Cobblestone owner eyes options

Monday, December 2, 2002

Harbor House may be an upscale eatery once again

Ideas of purchasing the former Cobblestone Inn and Harbor House sites for public park uses may have to compete with private development concepts, according to the owner of the two vacant lakefront landmarks.

The Cobblestone Inn, a historic ballroom at Lakeside, has been proposed as a lodge within a state park project being considered by local leaders and the Department of Natural Resources. The Storm Lake city government has proposed to buy the Harbor House site next to the municipal golf course to add to the city park system.

Dr. Wendell Petty, a former Storm Laker now living in Colorado, doesn't foresee either of those ideas being realized, but said that recent interest in both sites from private developers is more encouraging.
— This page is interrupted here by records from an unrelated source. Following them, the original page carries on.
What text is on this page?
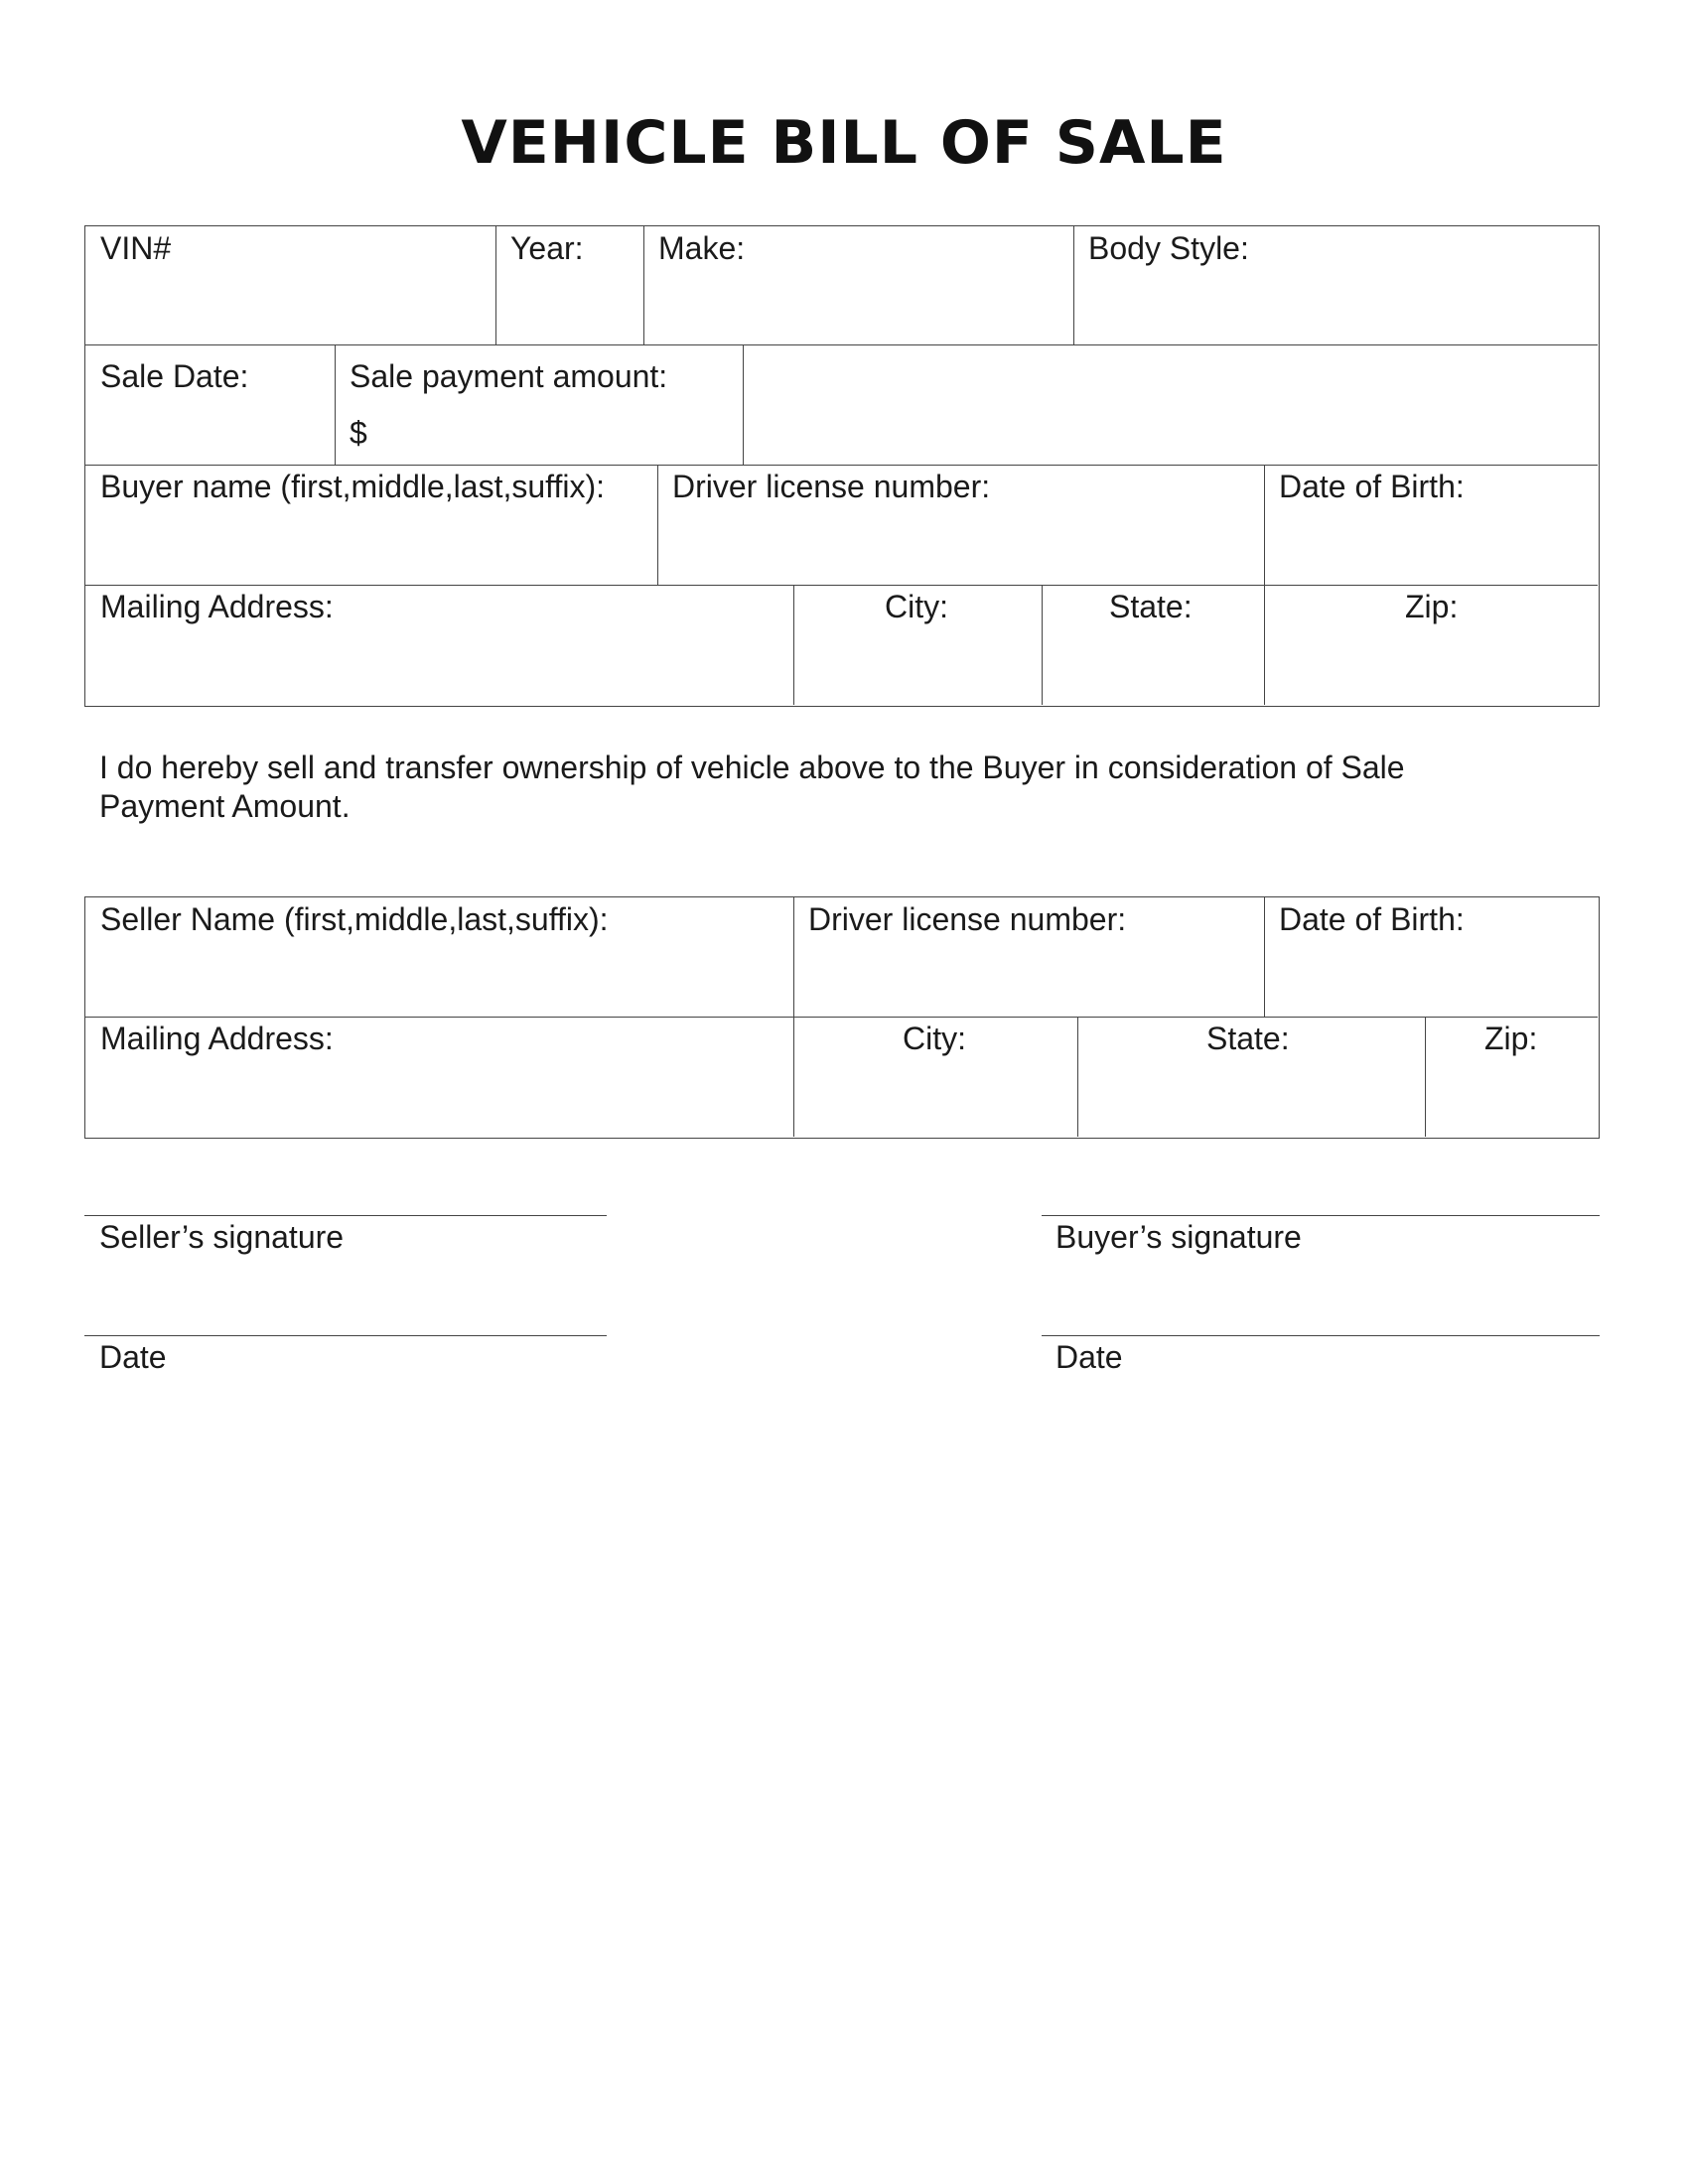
VEHICLE BILL OF SALE
VIN#	Year: Make:	Body Style:
Sale Date:	Sale payment amount:
$
Buyer name (first,middle,last,suffix): Driver license number:	Date of Birth:
Mailing Address:	City:	State:	Zip:
I do hereby sell and transfer ownership of vehicle above to the Buyer in consideration of Sale Payment Amount.
Seller Name (first,middle,last,suffix):	Driver license number:	Date of Birth:
Mailing Address:	City:	State:	Zip:
Seller’s signature	Buyer’s signature
Date	Date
"I think the idea of the Cobblestone as a state park lodge is an interesting one, but I don't think it will ever happen. It would be a huge job, and I don't see the state government taking it on," Petty told the Pilot-Tribune.

He said that he has been contacted by several people interested in reopening the Cobblestone, most of them hoping to open it again as a ballroom.

"I have heard conversations with people wanting it to put in apartments or condos there, but I'd have to wait and see before getting into that. I would still prefer to see it preserved as what it was. The Cobblestone still has appeal as a historical asset and could be a huge recreational site for the whole area," Petty said.

Neither local or state officials have contacted him about the state park concept, he said. "If it were possible, I think the Cobblestone as a lodge could be a real good plan. I just wonder if it will be possible to do something so large."

While the city has made an offer on the Harbor House site, most recently home to a church, Petty said there are no negotiations going on. He called the city's offer "ridiculous" and said there was no point in responding to such a figure.

"There are offers, and then there are offers," he said.

City officials have been trying to buy the site for a year, hoping to add in into the "green space" parks system, with or without the unusual nautical-styled building. They have expressed a willingness to negotiate with Petty, but say he is not responding to their overtures. Petty responded that the city has tried to tell him the site is zoned only for agricultural uses. "The problem with the city is that they really don't want to spend the money. Their offer is inconsequential and they know it is. It's really hard to believe they are very interested based on that."

Meanwhile, Petty said he has talked with others about developing the site.

"There is a lot of interest. It is a beautiful location and always will be. Most of the people who have spoken to me about the Harbor House are thinking along the lines of an upscale restaurant, and I do think Storm Lake needs that. I think there is more than one person who would make an offer right now if we decide to go that way. It could be a lot of things though, and there have been some suggestions for community uses - one of them as a Santa Claus workshop," Petty said.

Locals had once seen Petty's desire to sell the two buildings as a stumbling block to potential developments. He said this week that he is no longer necessarily looking to sell them together. "That was just one idea, some time ago," he said.

Petty said his first wish would be seeing his two sites turned into something positive for the public in a community he still views as home. "I think Storm Lake should be coming of age. With the university and all of the other things going for it, there should be openings for really nice uses of these two buildings in very important locations," he said. "Wouldn't it be something to see them both get going again? All we need is someone with the time and energy," he said.

Until that happens, Petty said he will now concentrate on gathering interviews, photos and other materials to document the history of the area, especially the Cobblestone. "I think it's important to preserve the memories while we still can. I'd like to preserve all aspects of the history of the Cobblestone so that it will be available if something can happen there in the future."